Removing the overhead of Bazel may decrease the overall compilation time and speed up your build/test/revise cycles. For small, quick-to-run unit tests, this can decrease the time it takes to run the tests from 10s of seconds to under a second.
However, we cannot guarantee that these builds are correct. You may get compilation errors or different test results when you run your tests in this mode. See the How It Works section for more details.
This code is somewhat experimental, but it seems to be working well for many people. We’d like to make it better, so if you find issues, please file a bug.
Running a Fast Build
Fast builds are run using the “Fast Run” and “Fast Debug” actions.

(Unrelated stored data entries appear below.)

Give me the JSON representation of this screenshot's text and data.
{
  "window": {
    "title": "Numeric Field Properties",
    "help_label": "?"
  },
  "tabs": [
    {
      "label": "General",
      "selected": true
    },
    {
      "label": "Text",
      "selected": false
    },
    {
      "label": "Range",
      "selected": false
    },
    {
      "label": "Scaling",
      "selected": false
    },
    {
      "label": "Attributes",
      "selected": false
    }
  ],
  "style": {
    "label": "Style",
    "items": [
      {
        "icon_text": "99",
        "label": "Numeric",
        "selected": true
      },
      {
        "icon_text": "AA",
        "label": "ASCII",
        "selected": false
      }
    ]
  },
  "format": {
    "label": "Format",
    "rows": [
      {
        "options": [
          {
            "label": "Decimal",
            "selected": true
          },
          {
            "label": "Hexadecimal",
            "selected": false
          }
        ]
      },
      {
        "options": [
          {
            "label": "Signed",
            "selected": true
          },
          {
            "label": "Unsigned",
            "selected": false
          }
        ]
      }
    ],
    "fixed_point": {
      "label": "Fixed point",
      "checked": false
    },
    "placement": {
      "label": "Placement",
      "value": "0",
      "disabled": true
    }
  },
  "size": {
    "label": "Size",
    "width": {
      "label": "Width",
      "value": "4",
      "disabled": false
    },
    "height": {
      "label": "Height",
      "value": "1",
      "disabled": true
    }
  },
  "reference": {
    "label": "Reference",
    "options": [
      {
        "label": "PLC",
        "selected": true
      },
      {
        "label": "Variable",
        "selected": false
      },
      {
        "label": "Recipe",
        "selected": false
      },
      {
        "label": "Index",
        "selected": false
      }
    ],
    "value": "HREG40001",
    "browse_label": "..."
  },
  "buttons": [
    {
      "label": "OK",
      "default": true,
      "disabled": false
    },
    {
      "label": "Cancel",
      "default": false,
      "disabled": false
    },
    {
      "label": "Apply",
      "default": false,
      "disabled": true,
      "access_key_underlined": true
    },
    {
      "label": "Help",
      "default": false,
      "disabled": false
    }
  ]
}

If you have an existing test configuration, you can run it in Fast Build mode by clicking the Fast Run or Fast Debug icons in the navigation bar.
Alternately, you can right-click in a supported test and run it via the “Fast Run” or “Fast Debug” context menu entries.

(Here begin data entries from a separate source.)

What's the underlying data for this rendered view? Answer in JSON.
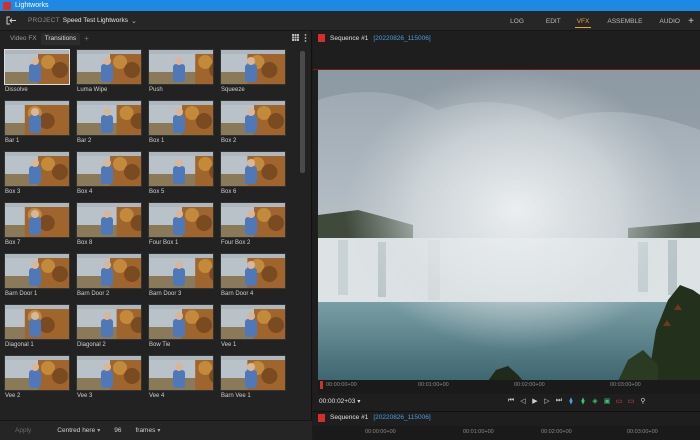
{
  "window": {
    "title": "Lightworks"
  },
  "topbar": {
    "project_label": "PROJECT",
    "project_name": "Speed Test Lightworks",
    "modes": [
      "LOG",
      "EDIT",
      "VFX",
      "ASSEMBLE",
      "AUDIO"
    ],
    "active_mode": "VFX"
  },
  "effects_panel": {
    "tabs": [
      "Video FX",
      "Transitions"
    ],
    "active_tab": "Transitions",
    "items": [
      "Dissolve",
      "Luma Wipe",
      "Push",
      "Squeeze",
      "Bar 1",
      "Bar 2",
      "Box 1",
      "Box 2",
      "Box 3",
      "Box 4",
      "Box 5",
      "Box 6",
      "Box 7",
      "Box 8",
      "Four Box 1",
      "Four Box 2",
      "Barn Door 1",
      "Barn Door 2",
      "Barn Door 3",
      "Barn Door 4",
      "Diagonal 1",
      "Diagonal 2",
      "Bow Tie",
      "Vee 1",
      "Vee 2",
      "Vee 3",
      "Vee 4",
      "Barn Vee 1"
    ],
    "selected_item": "Dissolve",
    "bottom": {
      "apply_label": "Apply",
      "position_option": "Centred here",
      "duration_value": "96",
      "units_option": "frames"
    }
  },
  "viewer": {
    "sequence_name": "Sequence #1",
    "sequence_stamp": "[20220826_115006]",
    "timecode": "00:00:02+03",
    "ruler_marks": [
      "00:00:00+00",
      "00:01:00+00",
      "00:02:00+00",
      "00:03:00+00"
    ]
  },
  "timeline": {
    "sequence_name": "Sequence #1",
    "sequence_stamp": "[20220826_115006]",
    "ruler_marks": [
      "00:00:00+00",
      "00:01:00+00",
      "00:02:00+00",
      "00:03:00+00"
    ]
  }
}
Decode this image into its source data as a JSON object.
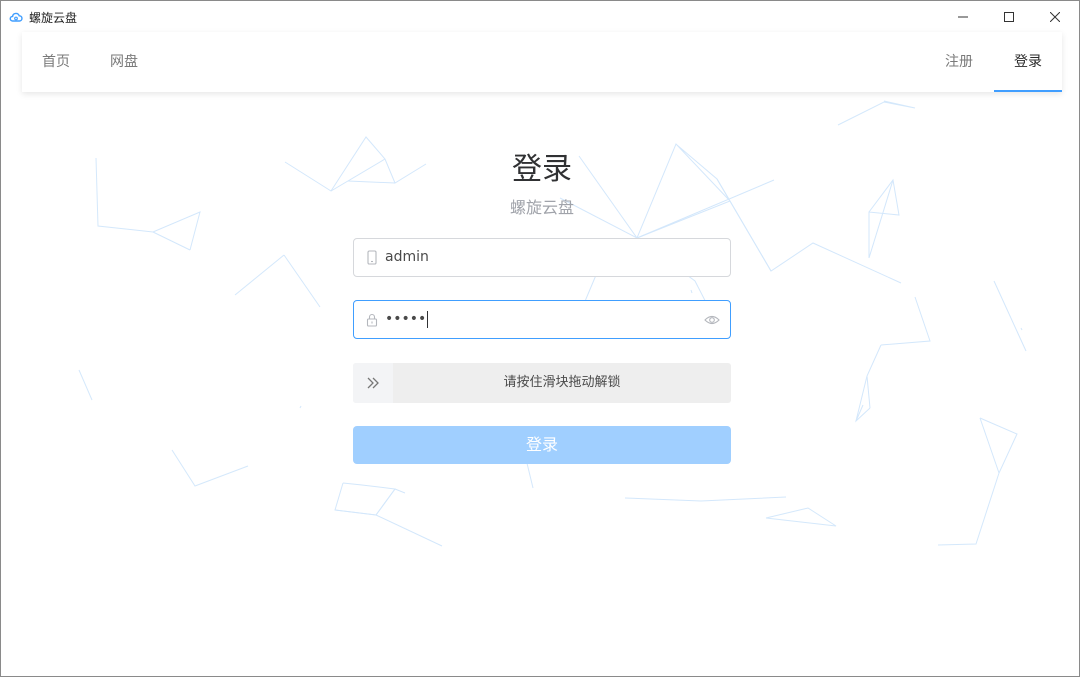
{
  "window": {
    "title": "螺旋云盘"
  },
  "nav": {
    "left": [
      "首页",
      "网盘"
    ],
    "right": [
      "注册",
      "登录"
    ],
    "active": "登录"
  },
  "login": {
    "title": "登录",
    "subtitle": "螺旋云盘",
    "username_value": "admin",
    "password_masked": "•••••",
    "slider_text": "请按住滑块拖动解锁",
    "submit_label": "登录"
  },
  "colors": {
    "accent": "#409eff",
    "button_disabled": "#a0cfff",
    "network_lines": "#cfe5fb"
  },
  "icons": {
    "app": "cloud-icon",
    "username_prefix": "phone-icon",
    "password_prefix": "lock-icon",
    "password_toggle": "eye-icon",
    "slider_handle": "double-chevron-right-icon"
  }
}
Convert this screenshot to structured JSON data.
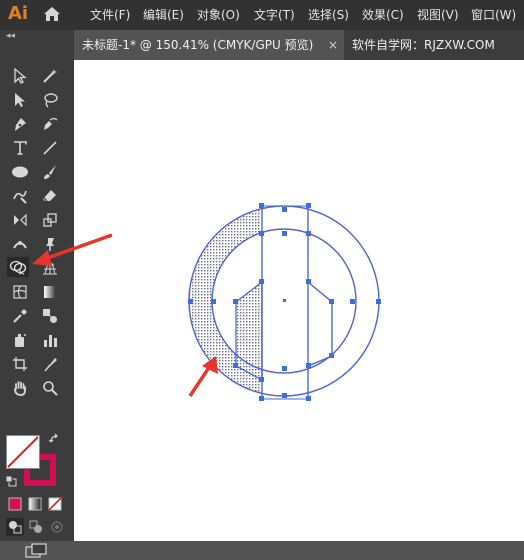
{
  "app": {
    "logo_text": "Ai",
    "brand_color": "#d9822b"
  },
  "menu": [
    {
      "label": "文件(F)"
    },
    {
      "label": "编辑(E)"
    },
    {
      "label": "对象(O)"
    },
    {
      "label": "文字(T)"
    },
    {
      "label": "选择(S)"
    },
    {
      "label": "效果(C)"
    },
    {
      "label": "视图(V)"
    },
    {
      "label": "窗口(W)"
    }
  ],
  "document_tab": {
    "title": "未标题-1* @ 150.41% (CMYK/GPU 预览)",
    "close": "×"
  },
  "watermark": "软件自学网：RJZXW.COM",
  "toolbar": {
    "collapse_glyph": "◂◂",
    "selected_tool": "shape-builder-tool",
    "fill_color": "none",
    "stroke_color": "#d10f55",
    "tools": [
      "selection-tool",
      "direct-selection-tool",
      "magic-wand-tool",
      "lasso-tool",
      "pen-tool",
      "curvature-tool",
      "type-tool",
      "line-segment-tool",
      "ellipse-tool",
      "paintbrush-tool",
      "shaper-tool",
      "eraser-tool",
      "reflect-tool",
      "scale-tool",
      "width-tool",
      "puppet-warp-tool",
      "shape-builder-tool",
      "perspective-grid-tool",
      "mesh-tool",
      "gradient-tool",
      "eyedropper-tool",
      "blend-tool",
      "symbol-sprayer-tool",
      "column-graph-tool",
      "artboard-tool",
      "slice-tool",
      "hand-tool",
      "zoom-tool"
    ]
  },
  "colors": {
    "artwork_stroke": "#8e4fc4",
    "selection": "#3a6fe0",
    "arrow": "#e8352c"
  }
}
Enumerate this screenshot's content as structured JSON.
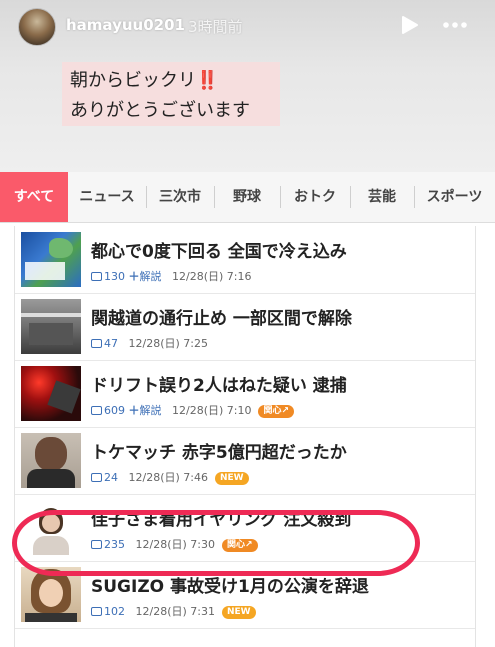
{
  "story": {
    "username": "hamayuu0201",
    "time": "3時間前",
    "caption_line1": "朝からビックリ",
    "caption_emoji": "‼️",
    "caption_line2": "ありがとうございます"
  },
  "tabs": [
    {
      "label": "すべて"
    },
    {
      "label": "ニュース"
    },
    {
      "label": "三次市"
    },
    {
      "label": "野球"
    },
    {
      "label": "おトク"
    },
    {
      "label": "芸能"
    },
    {
      "label": "スポーツ"
    }
  ],
  "news": [
    {
      "title": "都心で0度下回る 全国で冷え込み",
      "comments": "130",
      "plus": "＋",
      "kaisetsu": "解説",
      "date": "12/28(日) 7:16",
      "badge": ""
    },
    {
      "title": "関越道の通行止め 一部区間で解除",
      "comments": "47",
      "plus": "",
      "kaisetsu": "",
      "date": "12/28(日) 7:25",
      "badge": ""
    },
    {
      "title": "ドリフト誤り2人はねた疑い 逮捕",
      "comments": "609",
      "plus": "＋",
      "kaisetsu": "解説",
      "date": "12/28(日) 7:10",
      "badge": "関心↗"
    },
    {
      "title": "トケマッチ 赤字5億円超だったか",
      "comments": "24",
      "plus": "",
      "kaisetsu": "",
      "date": "12/28(日) 7:46",
      "badge": "NEW"
    },
    {
      "title": "佳子さま着用イヤリング 注文殺到",
      "comments": "235",
      "plus": "",
      "kaisetsu": "",
      "date": "12/28(日) 7:30",
      "badge": "関心↗"
    },
    {
      "title": "SUGIZO 事故受け1月の公演を辞退",
      "comments": "102",
      "plus": "",
      "kaisetsu": "",
      "date": "12/28(日) 7:31",
      "badge": "NEW"
    }
  ],
  "colors": {
    "accent": "#fa5a6a",
    "circle": "#ee2a55",
    "link": "#3d6fb6",
    "badge_new": "#f5a623",
    "badge_kanshin": "#f08a24"
  }
}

Once Bazel has completed the build and run your tests, future builds will use javac to compile, without Bazel. If something went wrong with your build and you need to restart it with a fresh build from Bazel, you can click the “Rerun tests with clean build from Bazel” button in the test runner tool window.
You need to do this if the structure of your build changes. When you add a file to the build, for example, you will need to reset the build so that we can get information about the change from Bazel.
If the build failed and the test runner tool window didn’t appear, you can also reset the build from the link in the Bazel console.
How It Works
We start by using Bazel to build a base jar containing all the class files and resources needed to run your test (a deploy jar, in Bazel parlance). While that build is running, we also run an aspect over the build to gather up information about the Java sources used to compile your project and the annotation processors used for each BUILD rule.
Then we run the test using that deploy jar.
On subsequent builds, we query the version control system to see what files have changed since we built the deploy jar. We run javac over those files, along with the annotation processors indicated in the BUILD files. The deploy jar we built in the initial step is used as the classpath.
At the moment, that’s basically the extent of it. We expect there to be a significant number of builds that aren’t covered by these simple heuristics and we’ll work to address those issues where we can. If you have a build that doesn’t work and you think it should, please file a bug.
Keep in mind, there will always be some builds that we just won’t be able to support. Any source that is post-processed by a genrule, for example, is not likely to ever be supported.
Please file bugs in our GitHub issue tracker.
When including details, please be as specific as you can. If the code you’re having issues with is available in a public repository, it’s very helpful to reference a specific file and test target you’re having issues with.